Pembersihan museum tengah dilakukan, diawasi petugas museum senior. Tanpa sungkan saya meminta ijin masuk, dan beruntung petugas itu mengijinkan. Senangnya ... Ketibaan tepat waktu, karena mereka baru saja memulai pembersihan. Jika datang beberapa menit lebih cepat, atau beberapa menit lebih lambat, saya tak akan seberuntung ini.

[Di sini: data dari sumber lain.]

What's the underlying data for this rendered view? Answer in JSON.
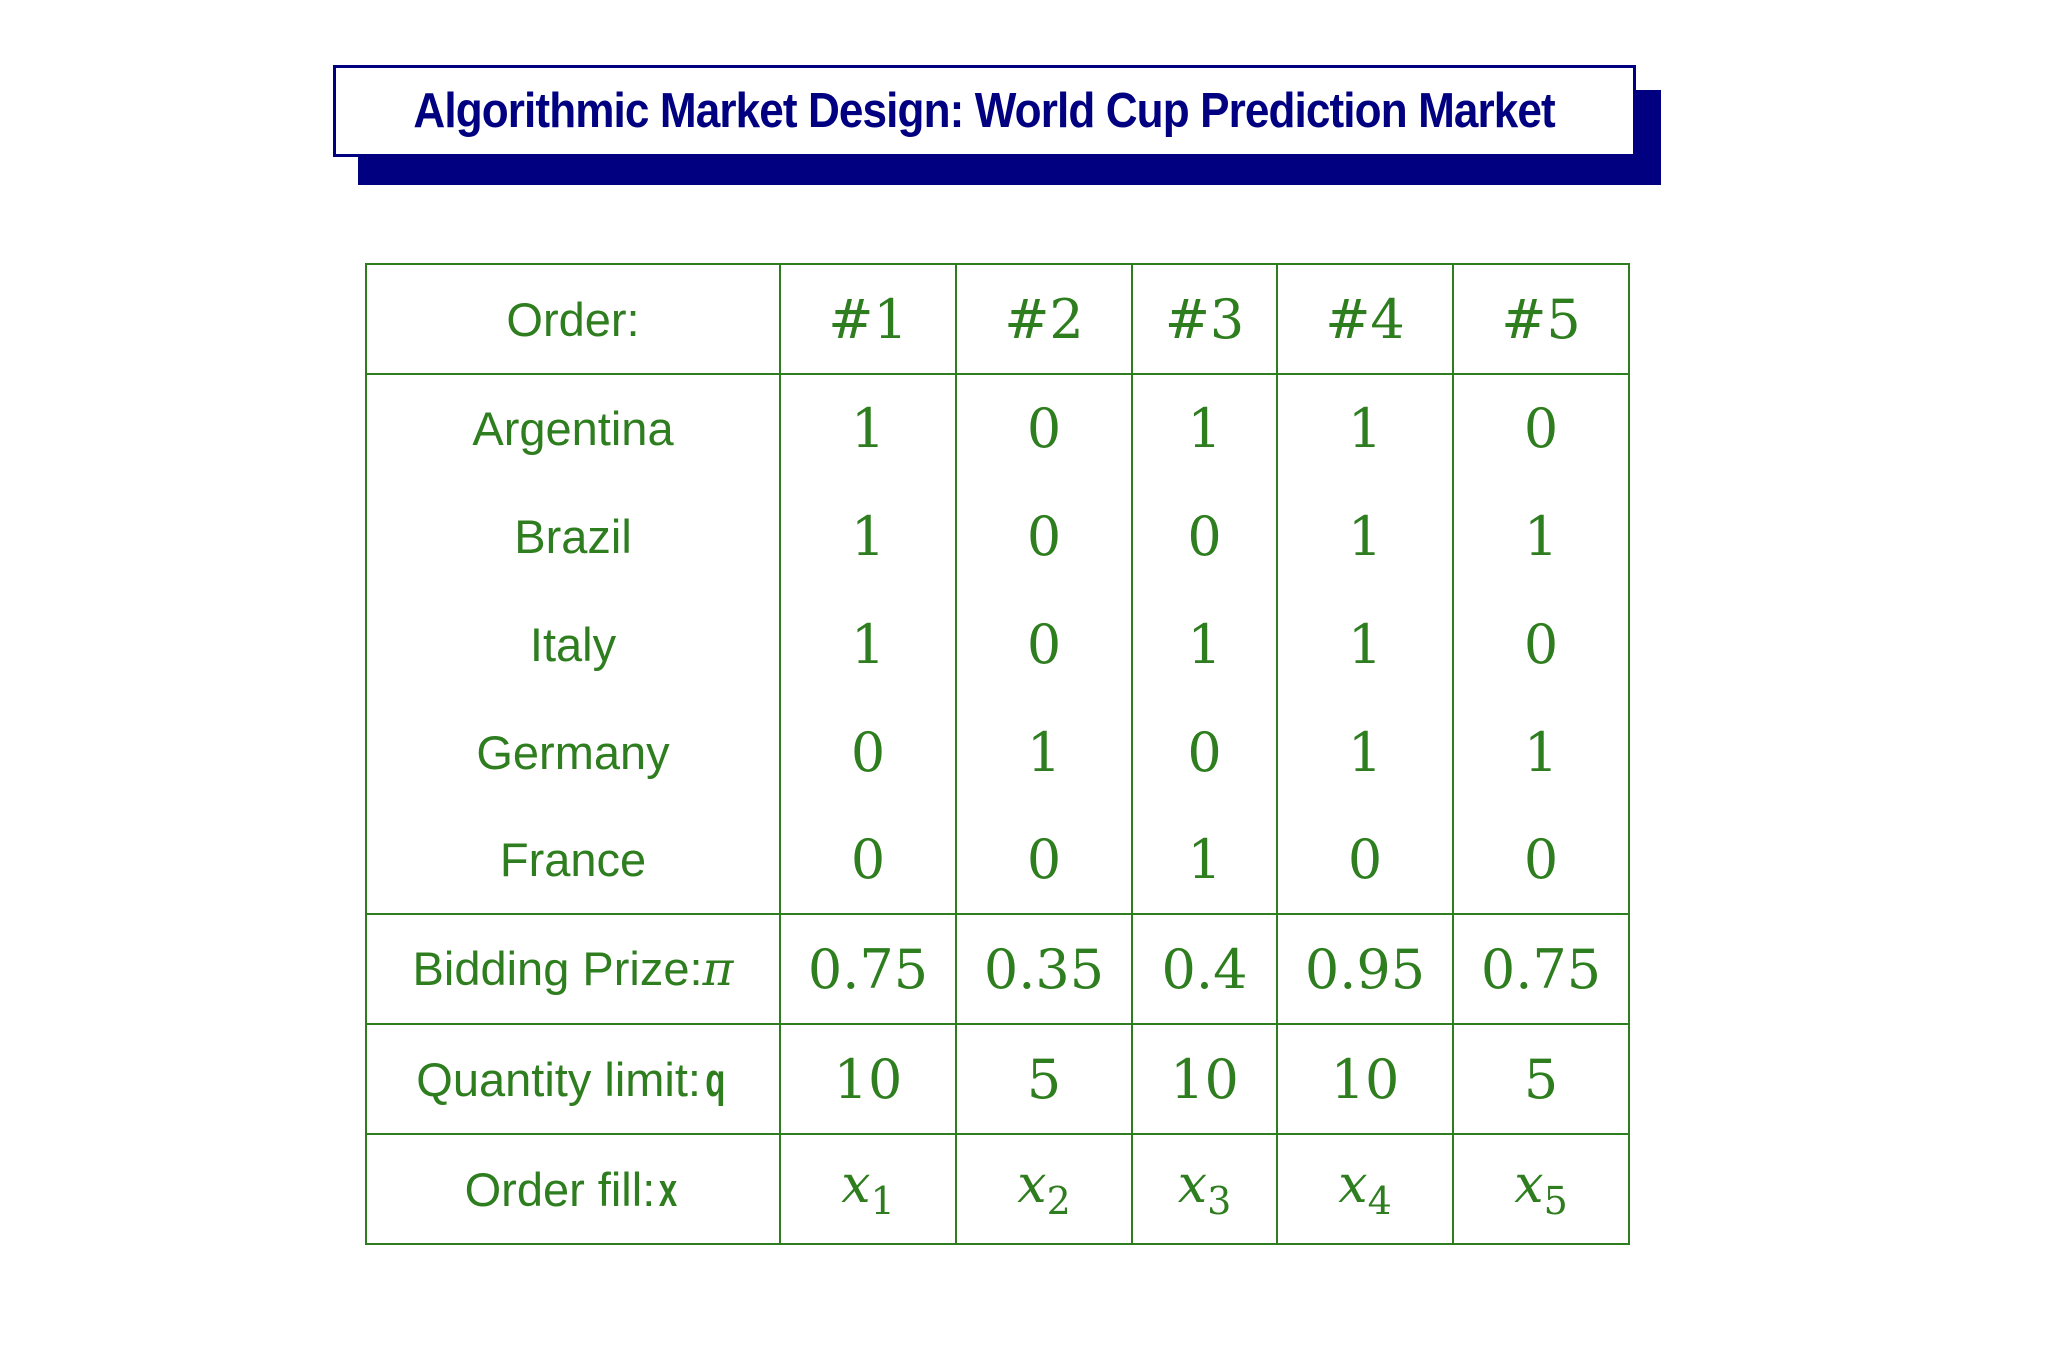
{
  "title": "Algorithmic Market Design: World Cup Prediction Market",
  "table": {
    "header_label": "Order:",
    "orders": [
      "#1",
      "#2",
      "#3",
      "#4",
      "#5"
    ],
    "countries": [
      {
        "name": "Argentina",
        "values": [
          "1",
          "0",
          "1",
          "1",
          "0"
        ]
      },
      {
        "name": "Brazil",
        "values": [
          "1",
          "0",
          "0",
          "1",
          "1"
        ]
      },
      {
        "name": "Italy",
        "values": [
          "1",
          "0",
          "1",
          "1",
          "0"
        ]
      },
      {
        "name": "Germany",
        "values": [
          "0",
          "1",
          "0",
          "1",
          "1"
        ]
      },
      {
        "name": "France",
        "values": [
          "0",
          "0",
          "1",
          "0",
          "0"
        ]
      }
    ],
    "bidding_prize": {
      "label": "Bidding Prize:",
      "symbol": "π",
      "values": [
        "0.75",
        "0.35",
        "0.4",
        "0.95",
        "0.75"
      ]
    },
    "quantity_limit": {
      "label": "Quantity limit:",
      "symbol": "q",
      "values": [
        "10",
        "5",
        "10",
        "10",
        "5"
      ]
    },
    "order_fill": {
      "label": "Order fill:",
      "symbol": "x",
      "var": "x",
      "subscripts": [
        "1",
        "2",
        "3",
        "4",
        "5"
      ]
    }
  },
  "colors": {
    "title": "#000080",
    "table": "#2e7d1f"
  }
}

Tengkorak Homo erectus di Museum Purbakala Sangiran Sragen, manusia penjelajah pertama di dunia. Mereka menyebar dari Afrika ke berbagai belahan bumi, termasuk Asia Tenggara, yang diduga terjadi pada awal jaman Pleistosen, sekitar 2 juta tahun lalu. Pada 1891 Eugene Dubois menemukan fosil tempurung kepala dan tulang paha di Trinil, dan menyebutnya Pithecanthropus erectus.

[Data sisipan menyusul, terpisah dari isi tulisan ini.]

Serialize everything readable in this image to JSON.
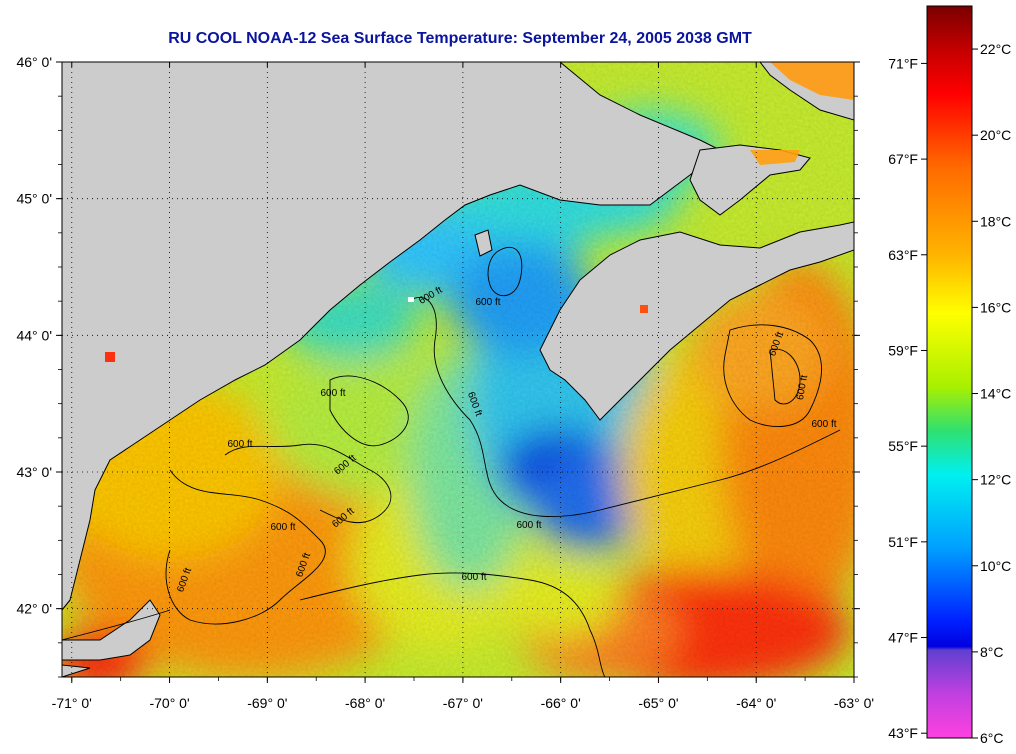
{
  "chart_data": {
    "type": "heatmap",
    "title": "RU COOL  NOAA-12  Sea Surface Temperature:  September 24, 2005 2038 GMT",
    "x_axis": {
      "range": [
        -71.1,
        -63.0
      ],
      "ticks": [
        -71,
        -70,
        -69,
        -68,
        -67,
        -66,
        -65,
        -64,
        -63
      ],
      "tick_labels": [
        "-71° 0'",
        "-70° 0'",
        "-69° 0'",
        "-68° 0'",
        "-67° 0'",
        "-66° 0'",
        "-65° 0'",
        "-64° 0'",
        "-63° 0'"
      ]
    },
    "y_axis": {
      "range": [
        41.5,
        46.0
      ],
      "ticks": [
        46,
        45,
        44,
        43,
        42
      ],
      "tick_labels": [
        "46° 0'",
        "45° 0'",
        "44° 0'",
        "43° 0'",
        "42° 0'"
      ]
    },
    "grid": true,
    "contour_label": "600 ft",
    "contour_labels_count": 15,
    "colorbar": {
      "range_c": [
        6,
        23
      ],
      "celsius_ticks": [
        22,
        20,
        18,
        16,
        14,
        12,
        10,
        8,
        6
      ],
      "celsius_labels": [
        "22°C",
        "20°C",
        "18°C",
        "16°C",
        "14°C",
        "12°C",
        "10°C",
        "8°C",
        "6°C"
      ],
      "fahrenheit_ticks": [
        71,
        67,
        63,
        59,
        55,
        51,
        47,
        43
      ],
      "fahrenheit_labels": [
        "71°F",
        "67°F",
        "63°F",
        "59°F",
        "55°F",
        "51°F",
        "47°F",
        "43°F"
      ]
    },
    "colors": {
      "land": "#cccccc",
      "grid": "#000000",
      "title": "#0a149c"
    }
  }
}
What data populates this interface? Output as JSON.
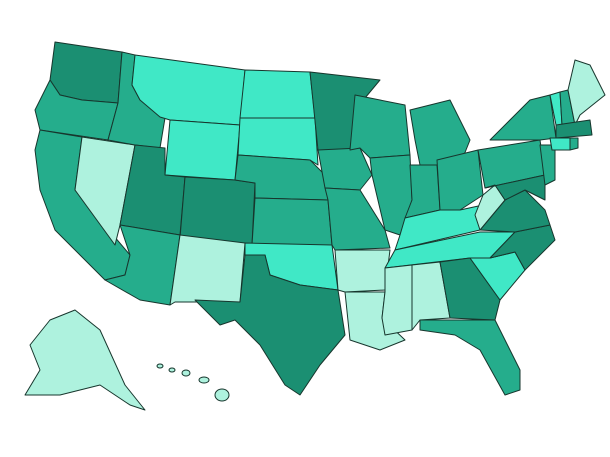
{
  "map": {
    "type": "choropleth",
    "palette": [
      "#1b8f72",
      "#25ad8c",
      "#40e8c6",
      "#aef2de"
    ],
    "background": "#ffffff",
    "outline": "#17362d"
  }
}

Pithecanthropus adalah label yang dibuat Ernst Haeckel. Ia membuat postulat bahwa bukti evolusi manusia akan ditemukan di Hindia Belanda dan dinamai P. alalus. Pithecanthropus erectus lalu direklasifikasi menjadi Homo erectus. Tulang Homo erectus ditemukan di Danau Turkana dan Olduvai Gorge di Afrika, Georgia di Eropa, dan Shaanxi di Tiongkok.

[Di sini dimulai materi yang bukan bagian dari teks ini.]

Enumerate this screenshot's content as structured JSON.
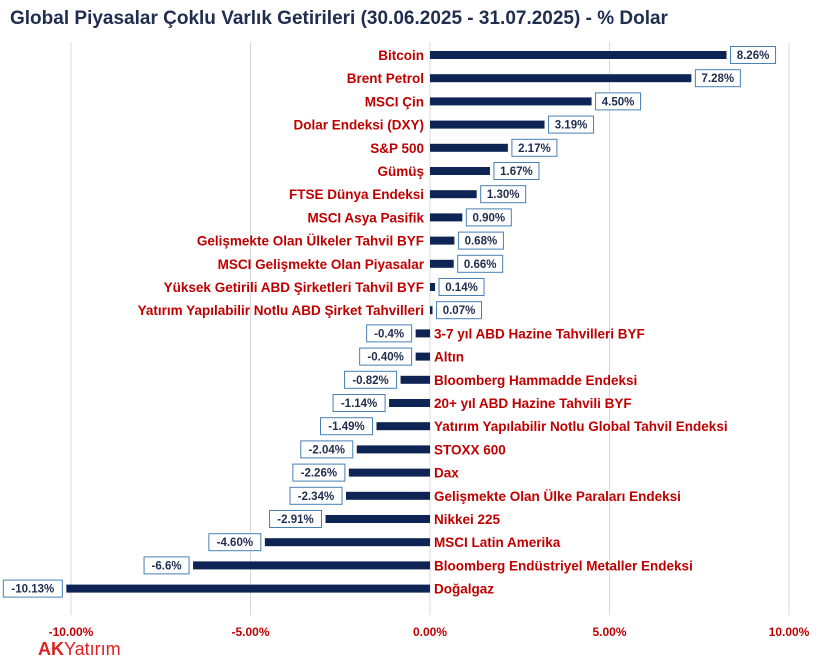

Di Indonesia tengkorak dan tulang Homo erectus ditemukan di Sangiran, Trinil, Sambungmacan, dan Ngandong yang semuanya berada di tepian Bengawan Solo. Sebaris dengan tengkorak Homo erectus adalah tengkorak kepala Homo sapiens (manusia sekarang ini) yang sejak 100.000 tahun silam berkembang pesat dan menciptakan peradaban dan teknologi tinggi.
Ada pula Cro-Magnon, seniman ulung pertama yang meninggalkan lukisan gua, pahatan, dan patung ukir; Australopithecus boises dan A. robustus, dua jenis Australopithecus bertipe kekar; Australopithecus africanus, spesies pertama yang melakukan perburuan binatang besar; dan Ramapithecus, primata paling purba dengan tinggi tak lebih dari 1 meter.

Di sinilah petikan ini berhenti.